Of course, the world is rarely so simple. Detectors can drift over time, so a calibration scan from this morning might not be perfect for a scan this afternoon. This is why advanced systems may require temporally matched calibrations or employ clever software filters that hunt for and suppress the tell-tale vertical stripes in the sinogram before they ever become rings in the image.

We can even automate the search for these ghosts. By transforming the image into the frequency domain using a Fourier transform, we move into a world where spatial location is replaced by spatial frequency, or texture. A ring artifact, which is spread out across the image, becomes wonderfully concentrated in the frequency domain. It appears as a sharp, bright circle against the more diffuse background of the image's "true" content. This makes it incredibly easy for an algorithm to detect, quantify, and even filter out. It is a classic strategy in physics: if a problem is hard to see in one representation, change your point of view, and it might become simple.

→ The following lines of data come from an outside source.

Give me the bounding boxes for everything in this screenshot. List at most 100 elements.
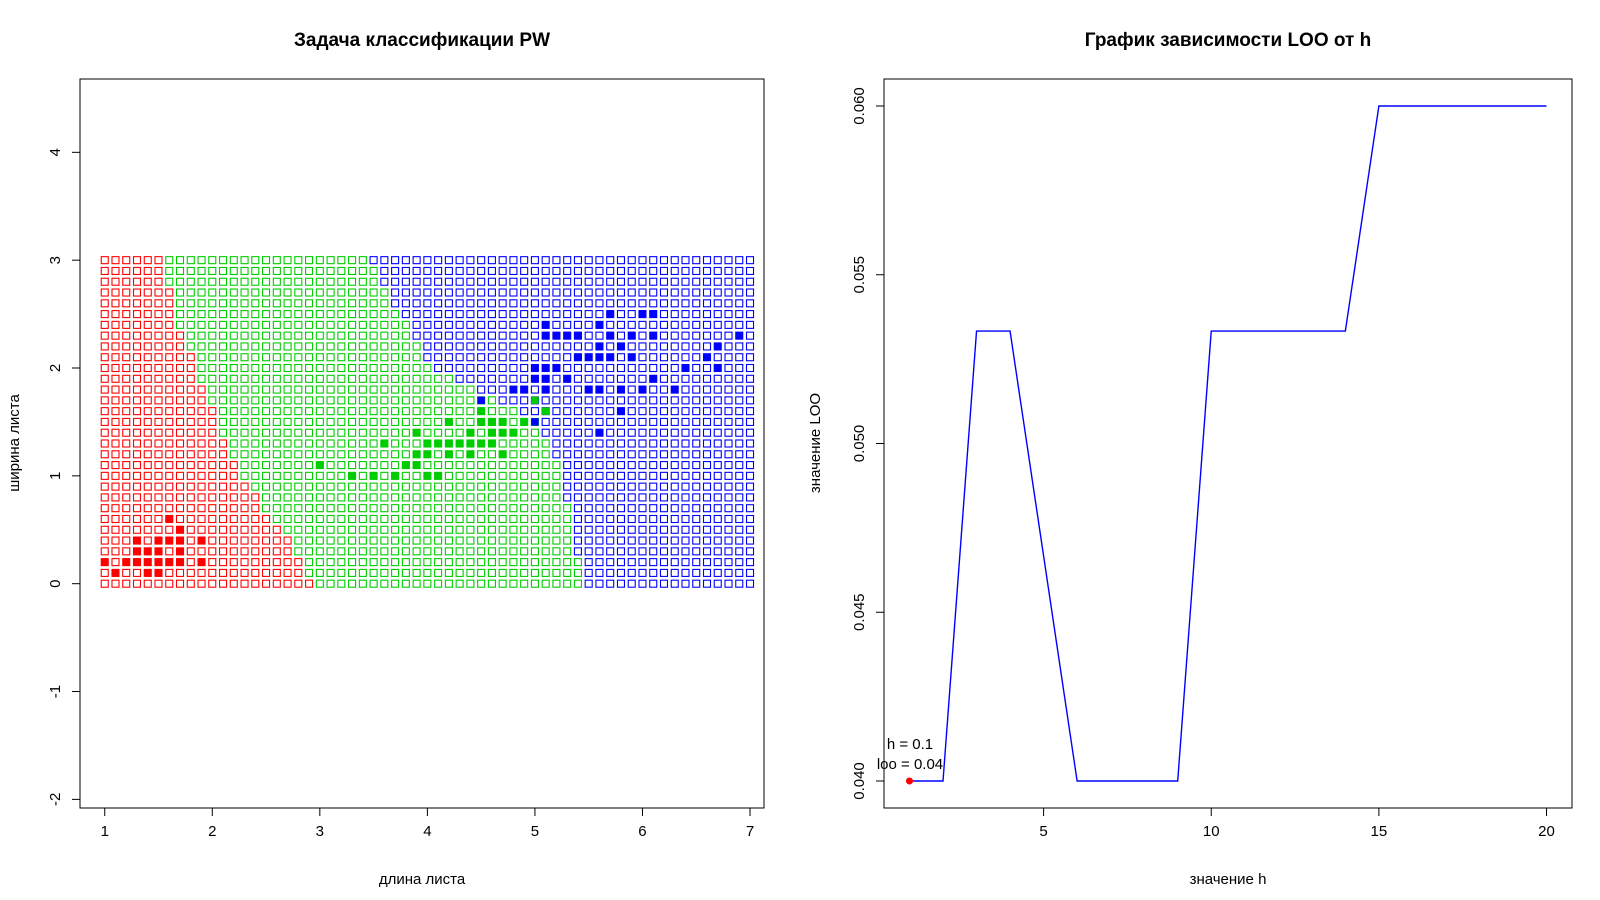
map-cell: [466, 471, 475, 480]
map-cell: [509, 471, 518, 480]
training-points: [100, 310, 744, 577]
map-cell: [175, 482, 185, 491]
map-cell: [735, 407, 744, 416]
map-cell: [627, 288, 636, 297]
map-cell: [735, 568, 744, 577]
training-point-versicolor: [369, 472, 378, 480]
map-cell: [606, 514, 615, 524]
map-cell: [315, 504, 324, 513]
map-cell: [520, 331, 529, 340]
map-cell: [111, 417, 120, 426]
map-cell: [702, 277, 712, 286]
map-cell: [541, 450, 550, 459]
map-cell: [595, 514, 604, 524]
map-cell: [283, 514, 292, 524]
map-cell: [702, 450, 712, 459]
map-cell: [111, 363, 120, 373]
map-cell: [186, 417, 195, 426]
map-cell: [380, 374, 389, 383]
map-cell: [745, 428, 755, 437]
map-cell: [584, 504, 593, 513]
map-cell: [670, 374, 679, 383]
training-point-versicolor: [412, 461, 421, 469]
training-point-versicolor: [466, 428, 475, 437]
map-cell: [337, 568, 346, 577]
map-cell: [369, 493, 378, 502]
map-cell: [584, 417, 593, 426]
map-cell: [186, 288, 195, 297]
map-cell: [315, 579, 324, 588]
map-cell: [229, 461, 238, 470]
map-cell: [294, 482, 303, 491]
map-cell: [165, 374, 174, 383]
map-cell: [520, 256, 529, 265]
map-cell: [606, 256, 615, 265]
training-point-virginica: [617, 385, 625, 394]
map-cell: [745, 299, 755, 308]
right-plot-frame: [883, 78, 1573, 809]
map-cell: [326, 579, 335, 588]
map-cell: [713, 471, 722, 480]
map-cell: [229, 525, 238, 534]
map-cell: [154, 579, 163, 588]
map-cell: [154, 299, 163, 308]
map-cell: [283, 568, 292, 577]
map-cell: [294, 461, 303, 470]
map-cell: [595, 482, 604, 491]
map-cell: [681, 461, 690, 470]
map-cell: [412, 579, 421, 588]
map-cell: [444, 558, 453, 567]
map-cell: [229, 547, 238, 556]
map-cell: [283, 525, 292, 534]
map-cell: [498, 504, 507, 513]
map-cell: [563, 342, 572, 351]
map-cell: [165, 417, 174, 426]
map-cell: [262, 579, 271, 588]
map-cell: [659, 428, 669, 437]
map-cell: [251, 450, 260, 459]
map-cell: [305, 331, 314, 340]
map-cell: [735, 514, 744, 524]
map-cell: [262, 558, 271, 567]
map-cell: [369, 299, 378, 308]
map-cell: [563, 482, 572, 491]
map-cell: [670, 342, 679, 351]
map-cell: [659, 471, 669, 480]
map-cell: [498, 514, 507, 524]
map-cell: [154, 342, 163, 351]
training-point-setosa: [154, 536, 163, 545]
map-cell: [713, 256, 722, 265]
map-cell: [606, 493, 615, 502]
map-cell: [358, 256, 367, 265]
map-cell: [466, 525, 475, 534]
map-cell: [229, 299, 238, 308]
map-cell: [681, 310, 690, 319]
map-cell: [638, 579, 647, 588]
map-cell: [132, 299, 142, 308]
map-cell: [240, 417, 249, 426]
map-cell: [455, 514, 464, 524]
map-cell: [186, 579, 195, 588]
map-cell: [412, 310, 421, 319]
map-cell: [197, 363, 206, 373]
map-cell: [509, 396, 518, 405]
map-cell: [509, 407, 518, 416]
map-cell: [326, 428, 335, 437]
map-cell: [315, 493, 324, 502]
map-cell: [563, 363, 572, 373]
map-cell: [262, 342, 271, 351]
map-cell: [606, 536, 615, 545]
map-cell: [315, 514, 324, 524]
map-cell: [498, 558, 507, 567]
map-cell: [627, 320, 636, 329]
map-cell: [380, 363, 389, 373]
map-cell: [584, 407, 593, 416]
map-cell: [240, 299, 249, 308]
map-cell: [240, 514, 249, 524]
map-cell: [100, 428, 109, 437]
map-cell: [649, 342, 658, 351]
map-cell: [530, 428, 539, 437]
map-cell: [735, 547, 744, 556]
map-cell: [348, 256, 357, 265]
map-cell: [455, 461, 464, 470]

From a diagnostic clue in a hospital to a source of quantitative error in a materials lab, from a problem in X-ray transmission to one in gamma ray emission, the ring artifact teaches us a profound lesson. It reminds us that our instruments are not perfect, and that the path from measurement to image is a delicate dance of physics and mathematics. By studying these ghosts in the machine, we learn not only how to banish them, but also how to build better instruments and push the boundaries of what we can see.